Eventually, the film stoops to poop jokes that, while they may get a momentary laugh, are too dumb to do much. Even normally funny people like Clark Duke and Donald Faison fail, repeatedly, to deliver. Overall the movie makes a vain attempt to stay true to the elements that made the first one so much fun, but there are moments that leave a weird, lingering taste in your cinematic mouth. A lot of the film comes across as mean-spirited and hateful. You get what they’re trying to do, every racist, homophobic, misogynist remark is supposed to serve as an indicator that the villains are, in fact, bad people, despite a cartoonish veneer. Which they are, you get that from brutal murders. It seems strange to say that, in a movie where a mugger gets his hand lopped off by a little girl, and where a Russian in a bikini takes out half of a police force, a few spoken words can make you so uncomfortable.

And “Kick-Ass 2” is a movie that desperately wants to make you squirm. The tone bounces from fun and dressing up in cool outfits to dark, grim, and violent at the drop of a hat. This was part of the joy of the first movie, how it makes you complicit in the act. It creates a desire inside you to see this violence, you’re almost giddy with anticipation, but when the deed finally goes down, it’s such a visceral act that it gives you pause and you question whether or not you like this or not. This is the same arc travelled by our gang of makeshift superheroes. When Justice Forever embarks on their first mission, to take out a nefarious human trafficker, everyone is pumped, but when Jim Carey’s Captain Stars and Stripes pulls a gun, reality sets in, this isn’t a game, and people may really get hurt and die. Like with everything else, “Kick-Ass 2” is a flat, dull recreation of elements that worked once. You can’t relive that glory. One of the best scenes in the first movie is when a heavily armed Hit-Girl blasts her way through countless faceless bad guys. You might notice in “Kick-Ass 2,” that guns are almost entirely absent, and when they do show up, they are either empty and impotent, or quickly discarded in favor of a slick arm bar.

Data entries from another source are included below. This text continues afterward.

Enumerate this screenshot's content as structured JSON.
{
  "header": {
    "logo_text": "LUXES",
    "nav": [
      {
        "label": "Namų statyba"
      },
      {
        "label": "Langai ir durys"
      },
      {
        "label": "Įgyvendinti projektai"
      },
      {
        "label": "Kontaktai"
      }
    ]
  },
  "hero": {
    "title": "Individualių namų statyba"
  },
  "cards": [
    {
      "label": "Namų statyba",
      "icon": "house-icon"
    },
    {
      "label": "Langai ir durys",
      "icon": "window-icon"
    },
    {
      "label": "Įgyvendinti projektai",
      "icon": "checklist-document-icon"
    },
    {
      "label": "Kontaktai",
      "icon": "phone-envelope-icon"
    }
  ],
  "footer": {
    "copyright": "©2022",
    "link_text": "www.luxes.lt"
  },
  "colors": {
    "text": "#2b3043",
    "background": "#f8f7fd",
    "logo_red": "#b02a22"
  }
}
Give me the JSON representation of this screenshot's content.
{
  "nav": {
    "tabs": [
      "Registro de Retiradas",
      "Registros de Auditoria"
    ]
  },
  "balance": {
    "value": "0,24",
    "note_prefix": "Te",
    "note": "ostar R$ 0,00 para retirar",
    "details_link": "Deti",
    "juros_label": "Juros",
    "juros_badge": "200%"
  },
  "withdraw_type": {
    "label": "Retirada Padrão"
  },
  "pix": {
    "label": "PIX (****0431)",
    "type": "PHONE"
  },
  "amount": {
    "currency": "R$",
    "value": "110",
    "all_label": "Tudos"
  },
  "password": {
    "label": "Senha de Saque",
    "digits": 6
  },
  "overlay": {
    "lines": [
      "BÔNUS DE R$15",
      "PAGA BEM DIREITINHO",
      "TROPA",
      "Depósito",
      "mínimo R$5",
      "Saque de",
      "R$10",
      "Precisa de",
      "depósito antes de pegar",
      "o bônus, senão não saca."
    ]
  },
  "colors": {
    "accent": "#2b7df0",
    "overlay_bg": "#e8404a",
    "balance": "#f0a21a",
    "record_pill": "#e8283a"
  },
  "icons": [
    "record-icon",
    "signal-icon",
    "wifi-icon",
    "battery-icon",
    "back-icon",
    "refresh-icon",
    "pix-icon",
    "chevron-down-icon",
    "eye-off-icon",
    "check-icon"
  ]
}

“Kick-Ass 2” also falls into a that all too familiar trap in superhero lore of having female characters that only exist as sex objects, and to endure a trauma—invariably sexual in nature—in order to fuel the hero’s righteous anger. The “woman in the fridge,” if you will. Hit-Girl is a strong female personality, badass, capable, smart, a fully drawn character with emotions that allows her to examine her choices and situation. Night Bitch (Lindy Booth), the only other prominent female, is just there to hump the shit out of the main character in bathroom stalls, and to almost be raped—which is then turned into a joke—to make Kick-Ass even angrier. It’s cheap, manipulative, and, frankly, a lazy way to tell a story, relying on half-assed manufactured sentimentality in lieu of actually bothering to develop characters, relationships, or legitimate emotion.

The entire movie is a quick, cheap shadow of the first film. Mildly entertaining on a very superficial level, “Kick-Ass 2” is, at best, a bumpy, uneven ride. In trying to hit the same notes as its predecessor, and missing every one, you can’t help but walk away feeling disappointed and let down.